A balanced mixture of these types is a good combination for any party, but keep in mind the pitfalls inherent in every situation. If you aren’t careful, when you give in and invite that one party girl you know, you may have changed your lovely dinner party into a wild evening of raucous sex and loud music. More than one of your grandmother’s crystal glasses will be sacrificed on the alter of her libido. The same goes for that quiet and intelligent woman who provides the most provocative conversation at your dinner party. She may be the most interesting person sitting down, but totally out of place at your huge blow-out. Truly, it is easier for her to make the transition than your alcoholic party girl, but it’s important that she doesn’t just end up in a bare little corner with you baby-sitting her all night. I realize that Lesbian Law #20 says When giving a party, one must invite everyone one knows, since leaving someone out would be rude and potentially dangerous to the other person’s self esteem but remember, you have things to do!
The last question I must ask myself is, “Do we have enough plates?” Now it is time for the real nitty gritty. This question can limit your guest list or expand your china cabinet. Careful consideration of your abilities and resources will provide a basic skeleton for quite a party. Everything is based upon a foundation and this is yours for a party.
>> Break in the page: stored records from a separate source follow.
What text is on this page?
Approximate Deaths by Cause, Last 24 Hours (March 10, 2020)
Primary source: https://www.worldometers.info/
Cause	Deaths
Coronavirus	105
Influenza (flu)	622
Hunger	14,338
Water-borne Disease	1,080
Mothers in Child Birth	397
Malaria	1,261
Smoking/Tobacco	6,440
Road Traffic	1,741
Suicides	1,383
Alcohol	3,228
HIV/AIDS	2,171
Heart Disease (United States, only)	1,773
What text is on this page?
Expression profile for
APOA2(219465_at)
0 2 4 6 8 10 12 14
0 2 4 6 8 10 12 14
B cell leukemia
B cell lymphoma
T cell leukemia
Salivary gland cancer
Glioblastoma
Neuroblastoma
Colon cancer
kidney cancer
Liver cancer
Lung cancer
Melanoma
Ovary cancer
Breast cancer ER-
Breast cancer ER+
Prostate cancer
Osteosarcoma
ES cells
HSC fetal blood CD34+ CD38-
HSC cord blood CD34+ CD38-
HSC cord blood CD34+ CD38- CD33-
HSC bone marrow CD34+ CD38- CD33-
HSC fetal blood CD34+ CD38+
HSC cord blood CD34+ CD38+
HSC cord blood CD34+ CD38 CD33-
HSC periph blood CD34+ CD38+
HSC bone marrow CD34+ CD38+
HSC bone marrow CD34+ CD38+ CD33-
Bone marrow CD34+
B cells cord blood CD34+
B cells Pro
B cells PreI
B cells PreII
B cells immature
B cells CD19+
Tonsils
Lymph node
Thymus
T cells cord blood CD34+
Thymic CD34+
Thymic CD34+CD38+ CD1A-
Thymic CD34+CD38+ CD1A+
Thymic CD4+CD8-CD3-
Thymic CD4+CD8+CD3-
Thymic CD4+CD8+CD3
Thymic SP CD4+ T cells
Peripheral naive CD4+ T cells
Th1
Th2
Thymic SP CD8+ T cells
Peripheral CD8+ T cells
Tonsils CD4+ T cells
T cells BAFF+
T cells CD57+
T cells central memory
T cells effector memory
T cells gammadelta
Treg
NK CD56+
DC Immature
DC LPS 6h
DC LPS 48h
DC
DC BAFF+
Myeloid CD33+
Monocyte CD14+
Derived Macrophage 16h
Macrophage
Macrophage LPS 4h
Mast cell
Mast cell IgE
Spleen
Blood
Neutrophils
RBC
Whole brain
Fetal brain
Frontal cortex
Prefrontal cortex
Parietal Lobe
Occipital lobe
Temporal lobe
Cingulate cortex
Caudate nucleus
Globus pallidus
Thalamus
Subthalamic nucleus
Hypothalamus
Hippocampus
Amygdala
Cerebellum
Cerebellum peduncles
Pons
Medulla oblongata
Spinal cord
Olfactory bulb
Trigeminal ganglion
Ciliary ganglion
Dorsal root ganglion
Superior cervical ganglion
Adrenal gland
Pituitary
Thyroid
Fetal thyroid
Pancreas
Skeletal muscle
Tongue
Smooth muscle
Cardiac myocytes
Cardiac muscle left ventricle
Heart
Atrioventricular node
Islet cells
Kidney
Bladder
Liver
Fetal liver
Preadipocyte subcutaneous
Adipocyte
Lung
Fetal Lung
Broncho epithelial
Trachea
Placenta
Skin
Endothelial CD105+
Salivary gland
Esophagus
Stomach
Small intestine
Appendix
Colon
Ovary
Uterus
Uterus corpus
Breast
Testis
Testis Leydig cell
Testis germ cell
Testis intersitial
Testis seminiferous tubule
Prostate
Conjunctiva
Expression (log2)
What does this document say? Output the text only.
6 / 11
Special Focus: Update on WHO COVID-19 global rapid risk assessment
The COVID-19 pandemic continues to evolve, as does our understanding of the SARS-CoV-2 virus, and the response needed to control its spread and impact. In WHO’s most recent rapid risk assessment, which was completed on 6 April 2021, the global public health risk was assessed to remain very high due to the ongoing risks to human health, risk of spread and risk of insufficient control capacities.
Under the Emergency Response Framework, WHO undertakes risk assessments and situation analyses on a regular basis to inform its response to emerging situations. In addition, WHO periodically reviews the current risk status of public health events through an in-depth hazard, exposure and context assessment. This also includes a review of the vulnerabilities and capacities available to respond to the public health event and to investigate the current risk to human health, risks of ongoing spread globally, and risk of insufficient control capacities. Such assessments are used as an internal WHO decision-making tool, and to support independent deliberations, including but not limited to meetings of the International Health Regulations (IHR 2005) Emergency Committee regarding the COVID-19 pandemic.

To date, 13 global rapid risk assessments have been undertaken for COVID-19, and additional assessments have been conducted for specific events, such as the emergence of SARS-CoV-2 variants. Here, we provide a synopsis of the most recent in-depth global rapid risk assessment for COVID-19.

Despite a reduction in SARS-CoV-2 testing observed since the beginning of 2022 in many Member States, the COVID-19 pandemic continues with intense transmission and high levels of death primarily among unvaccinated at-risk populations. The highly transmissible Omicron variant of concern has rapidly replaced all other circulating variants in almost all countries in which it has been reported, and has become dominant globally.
“No one will rave if you don’t have enough chairs or glasses.”
Thank you, Etiquette Annie!
Where did she come from?
Anyway, everyone likes to come to a party where the hostess is prepared. My basic foundation of party needs are usually covered by an empty trash can (or cans, depending on whether or not I want to do dishes afterwards), proper dishes and glasses (whether plain paper or fine crystal is your decision), enough chairs for comfort, and a great music selection.
And don’t forget, I know what I’m doing. After all, Lesbian Law #1 is Never Underestimate the Power of a Lesbian Housewyfe.
I give good party.
More than most of the time.
I can see that my party philosophy has changed quite a bit between my twenties and my forties. These days, I prefer a dinner party where I can show off my cooking skills and the evening stretches into deep conversation about all things political, philosophical and artistic.
However, a good blowout might serve me right now. Our new house has a firepit that’s begging for an evening of beer and chatter.